No Free Lunch: Research Software Testing in Teaching
- URL: http://arxiv.org/abs/2405.11965v1
- Date: Mon, 20 May 2024 11:40:01 GMT
- Title: No Free Lunch: Research Software Testing in Teaching
- Authors: Michael Dorner, Andreas Bauer, Florian Angermeir,
- Abstract summary: This research explores the effects of research software testing integrated into teaching on research software.
In an in-vivo experiment, we integrated the engineering of a test suite for a large-scale network simulation as group projects into a course on software testing at the Blekinge Institute of Technology, Sweden.
We found that the research software benefited from the integration through substantially improved documentation and fewer hardware and software dependencies.

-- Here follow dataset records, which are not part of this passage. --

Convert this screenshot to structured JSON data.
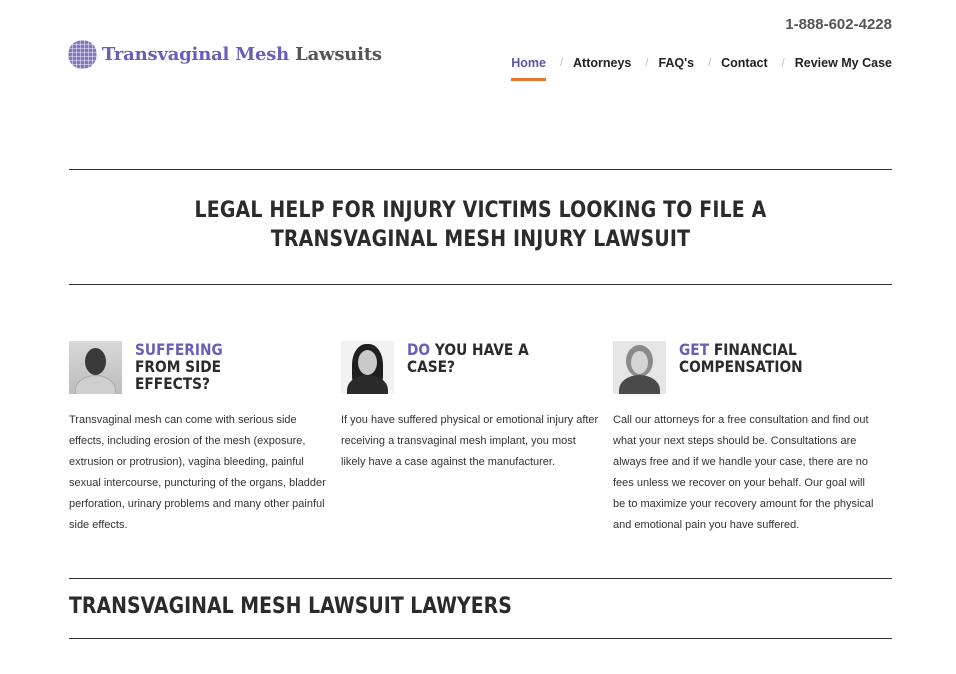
{
  "header": {
    "phone": "1-888-602-4228",
    "logo": {
      "part1": "Transvaginal Mesh",
      "part2": "Lawsuits"
    },
    "nav": [
      {
        "label": "Home",
        "active": true
      },
      {
        "label": "Attorneys"
      },
      {
        "label": "FAQ's"
      },
      {
        "label": "Contact"
      },
      {
        "label": "Review My Case"
      }
    ],
    "nav_separator": "/",
    "accent_color": "#6a5eb8",
    "active_underline_color": "#e8742a"
  },
  "hero": {
    "title": "Legal Help for Injury Victims Looking to File a Transvaginal Mesh Injury Lawsuit"
  },
  "columns": [
    {
      "title_accent": "Suffering",
      "title_rest": " from side effects?",
      "text": "Transvaginal mesh can come with serious side effects, including erosion of the mesh (exposure, extrusion or protrusion), vagina bleeding, painful sexual intercourse, puncturing of the organs, bladder perforation, urinary problems and many other painful side effects."
    },
    {
      "title_accent": "Do",
      "title_rest": " you have a case?",
      "text": "If you have suffered physical or emotional injury after receiving a transvaginal mesh implant, you most likely have a case against the manufacturer."
    },
    {
      "title_accent": "Get",
      "title_rest": " financial compensation",
      "text": "Call our attorneys for a free consultation and find out what your next steps should be. Consultations are always free and if we handle your case, there are no fees unless we recover on your behalf. Our goal will be to maximize your recovery amount for the physical and emotional pain you have suffered."
    }
  ],
  "section": {
    "title": "Transvaginal Mesh Lawsuit Lawyers"
  }
}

- Score: 1.4396109429521227
- License: http://creativecommons.org/licenses/by/4.0/
- Abstract: Software is at the core of most scientific discoveries today. Therefore, the quality of research results highly depends on the quality of the research software. Rigorous testing, as we know it from software engineering in the industry, could ensure the quality of the research software but it also requires a substantial effort that is often not rewarded in academia. Therefore, this research explores the effects of research software testing integrated into teaching on research software. In an in-vivo experiment, we integrated the engineering of a test suite for a large-scale network simulation as group projects into a course on software testing at the Blekinge Institute of Technology, Sweden, and qualitatively measured the effects of this integration on the research software. We found that the research software benefited from the integration through substantially improved documentation and fewer hardware and software dependencies. However, this integration was effortful and although the student teams developed elegant and thoughtful test suites, no code by students went directly into the research software since we were not able to make the integration back into the research software obligatory or even remunerative. Although we strongly believe that integrating research software engineering such as testing into teaching is not only valuable for the research software itself but also for students, the research of the next generation, as they get in touch with research software engineering and bleeding-edge research in their field as part of their education, the uncertainty about the intellectual properties of students' code substantially limits the potential of integrating research software testing into teaching.